The weekend was far more eventful, as weekends usually are. We went to the Omaha Summer Arts Festival Saturday night with Ry's family. (That's what the pictures are from.) Sunday afternoon Nola and I went again with my sister Felicity, her husband Dan, and their three girls to see the Ballet Folklorico perform Mexican folk dances. It was pretty cool, I'm glad we went. The girls all got balloon bracelets and snow cones, too. Free. Sweet deal.

Hope your Monday was as Mundane as mine!

Monday, June 6, 2011

Mundane Monday, of course

We spent the morning at the zoo with some friends from out of town. (I had fun talking cloth diapers with them. I'm like a Jehovah's Witness for cloth diapers.) It was pretty hot at the zoo, but the humidity wasn't too bad. The a/c in our car isn't quite up to par, though. That's frustrating. After a few minutes in the car Nolie's little nose beads up with sweat. She's hot blooded anyway.

We had a long weekend with meetings at church. My mom came to help out with the girls and it was awesome. Nola really enjoyed her time with Gramma Kaffy. Violet even seemed to smile at her more "knowingly" this visit.

The girls shared Violet's room the whole time mom was here. They did great at nighttime. Naps were a little tricky, but doable. The are usually both napping at the same time in the afternoon, but Nola has been having a harder time with naps lately. She plays and plays, and we do our best to discipline her to stay in her bed but she just seems to take forever to fall asleep. And Violet thinks Nola is funny so her antics are occasionally encouraged. Never the less, we've decided to keep them in the same room. Maybe Nola will need to rest somewhere else in the afternoons.

I'm excited that they're together because now I will really finish decorating their room. Last night I moved the furniture around until I found a configuration I liked. Their room is small. The only things in it will be their beds, their dresser, the changing table with diapers, and a small nightstand with a lamp on it. I thought leaving toys out of the room might help encourage sleeping for Nola. Fingers crossed. And I would like to be more zen, like my sister Serenity.

No big plans for this evening. It'll be nice to hang at home with the family.
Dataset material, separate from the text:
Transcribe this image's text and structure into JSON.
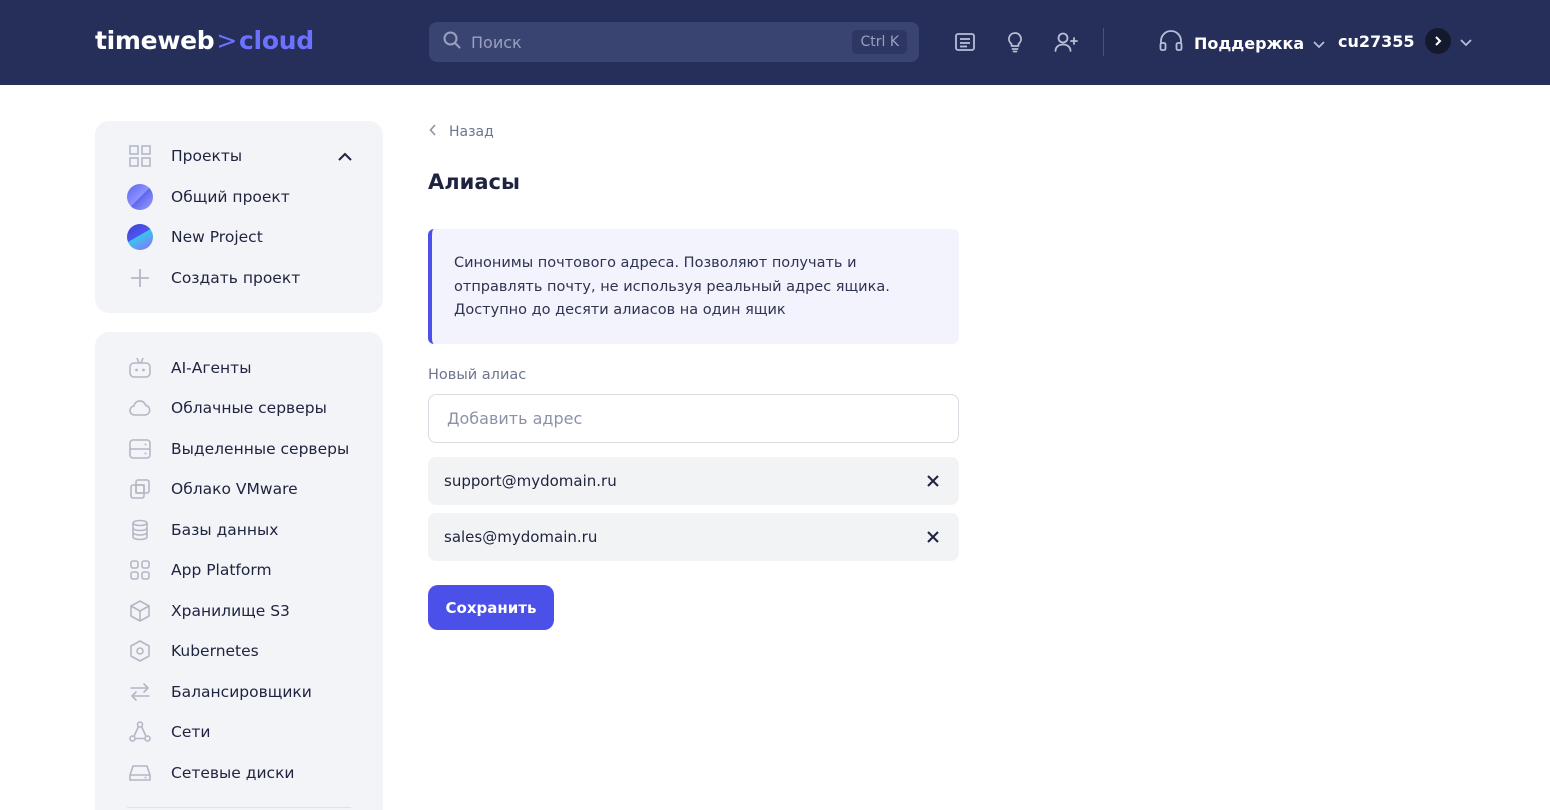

The girls still aren't asleep. It's 4:36. Should I give in? For Nola, maybe. For Violet, no way. I'm about to fall asleep myself, but it's much too late for that!

Oh, yeah, Violet hasn't pooped in her diaper since I posted about it last! About two weeks, I guess. But now that I've said that, she will probably wake up poopy or something. :) This blog always jinxes me.

And the picture is from our trip to the zoo on Memorial day. The sisterly love is overwhelming. And,yeah, we're zoo crazy here. We're going again this week with my sister Felicity. What can I say? We can't get enough of those tapirs and caymans.

Hope your Monday was as mundane as mine!

Thursday, June 2, 2011

Worth It


Parenting is hard. I don't know how it will be in the future, but parenting small children is exhausting. Right now I feel... tired. They need lots of things. Some things that only I can give. It's hard work.

But...the rewards of it rock. I have never done anything, and probably never will, as cool as bringing people into the world. Nothing I have ever done, or dream of someday doing, is as wonderful as being Nola and Violet's mom. (Aside from being Ryan's wife. That was the best decision I ever made, and it just keeps getting better.)

Somedays I have to remind myself how awesome the rewards are. Really. Seriously. I have to stop, breathe, and think of the happiness.



Like chubby cheeks.

And back-lit, crazy hair running around my backyard.